Parallel Filtered Graphs for Hierarchical Clustering

Given all pairwise weights (distances) among a set of objects, filtered graphs provide a sparse representation by only keeping an important subset of weights. Such graphs can be passed to graph clustering algorithms to generate hierarchical clusters. In particular, the directed bubble hierarchical tree (DBHT) algorithm on filtered graphs has been shown to produce good hierarchical clusters for time series data. We propose a new parallel algorithm for constructing triangulated maximally filtered graphs (TMFG), which produces valid inputs for DBHT, and a scalable parallel algorithm for generating DBHTs that is optimized for TMFG inputs. In addition to parallelizing the original TMFG construction, which has limited parallelism, we also design a new algorithm that inserts multiple vertices on each round to enable more parallelism. We show that the graphs generated by our new algorithm have similar quality compared to the original TMFGs, while being much faster to generate.

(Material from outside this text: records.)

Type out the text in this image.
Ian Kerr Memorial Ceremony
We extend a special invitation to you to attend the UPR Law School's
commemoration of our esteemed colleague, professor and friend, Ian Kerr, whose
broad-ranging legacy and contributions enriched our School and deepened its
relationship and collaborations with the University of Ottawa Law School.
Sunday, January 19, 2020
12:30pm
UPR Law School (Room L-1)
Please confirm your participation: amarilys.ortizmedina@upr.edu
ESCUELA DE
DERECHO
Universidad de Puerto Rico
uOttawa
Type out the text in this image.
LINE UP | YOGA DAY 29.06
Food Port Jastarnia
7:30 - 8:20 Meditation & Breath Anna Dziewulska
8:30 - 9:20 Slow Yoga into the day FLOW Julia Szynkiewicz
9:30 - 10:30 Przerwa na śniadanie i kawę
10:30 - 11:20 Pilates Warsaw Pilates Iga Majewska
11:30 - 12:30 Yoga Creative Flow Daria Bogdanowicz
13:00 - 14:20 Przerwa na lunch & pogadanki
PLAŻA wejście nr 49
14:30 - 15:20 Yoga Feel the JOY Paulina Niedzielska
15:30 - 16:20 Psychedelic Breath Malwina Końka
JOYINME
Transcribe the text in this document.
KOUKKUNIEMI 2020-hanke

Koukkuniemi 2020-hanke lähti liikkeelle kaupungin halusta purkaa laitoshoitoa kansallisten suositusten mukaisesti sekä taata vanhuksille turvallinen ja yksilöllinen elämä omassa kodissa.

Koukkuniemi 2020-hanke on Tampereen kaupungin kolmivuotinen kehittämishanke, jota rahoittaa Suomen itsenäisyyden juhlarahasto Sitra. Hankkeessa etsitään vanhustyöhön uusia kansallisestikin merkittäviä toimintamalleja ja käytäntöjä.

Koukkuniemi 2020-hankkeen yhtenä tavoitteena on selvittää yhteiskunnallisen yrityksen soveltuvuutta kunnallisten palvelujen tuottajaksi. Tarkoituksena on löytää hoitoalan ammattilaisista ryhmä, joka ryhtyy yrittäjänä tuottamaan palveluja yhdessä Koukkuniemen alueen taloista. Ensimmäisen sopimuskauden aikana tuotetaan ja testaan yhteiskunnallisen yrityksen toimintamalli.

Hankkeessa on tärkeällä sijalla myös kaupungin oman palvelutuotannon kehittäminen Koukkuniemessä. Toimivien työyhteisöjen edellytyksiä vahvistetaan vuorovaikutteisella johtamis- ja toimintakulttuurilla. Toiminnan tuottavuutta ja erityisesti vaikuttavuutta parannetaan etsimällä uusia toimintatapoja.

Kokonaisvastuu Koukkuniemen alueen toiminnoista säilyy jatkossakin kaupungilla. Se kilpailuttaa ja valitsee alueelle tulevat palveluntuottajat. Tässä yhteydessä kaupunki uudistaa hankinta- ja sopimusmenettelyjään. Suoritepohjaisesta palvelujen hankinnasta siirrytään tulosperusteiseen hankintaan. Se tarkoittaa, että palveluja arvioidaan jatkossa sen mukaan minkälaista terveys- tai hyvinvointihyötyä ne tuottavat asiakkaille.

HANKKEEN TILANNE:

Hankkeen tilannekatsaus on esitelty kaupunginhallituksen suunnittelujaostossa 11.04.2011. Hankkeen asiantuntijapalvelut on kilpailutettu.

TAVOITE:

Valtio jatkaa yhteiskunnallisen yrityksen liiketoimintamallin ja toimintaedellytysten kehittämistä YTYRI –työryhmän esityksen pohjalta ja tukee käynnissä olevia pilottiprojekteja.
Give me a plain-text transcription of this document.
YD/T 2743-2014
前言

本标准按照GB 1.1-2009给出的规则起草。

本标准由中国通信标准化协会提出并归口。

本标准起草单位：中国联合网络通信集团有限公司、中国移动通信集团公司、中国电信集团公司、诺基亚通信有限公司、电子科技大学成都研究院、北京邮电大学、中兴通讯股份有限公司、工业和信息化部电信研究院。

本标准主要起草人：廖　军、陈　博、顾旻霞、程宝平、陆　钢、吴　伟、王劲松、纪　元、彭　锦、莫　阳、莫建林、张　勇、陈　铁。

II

Our new parallel algorithms for TMFGs and DBHTs are 136--2483x faster than state-of-the-art implementations, while achieving up to 41.56x self-relative speedup on 48 cores with hyper-threading, and achieve better clustering results compared to the standard average-linkage and complete-linkage hierarchical clustering algorithms. We show that on a stock data set, our algorithms produce clusters that align well with human experts' classification.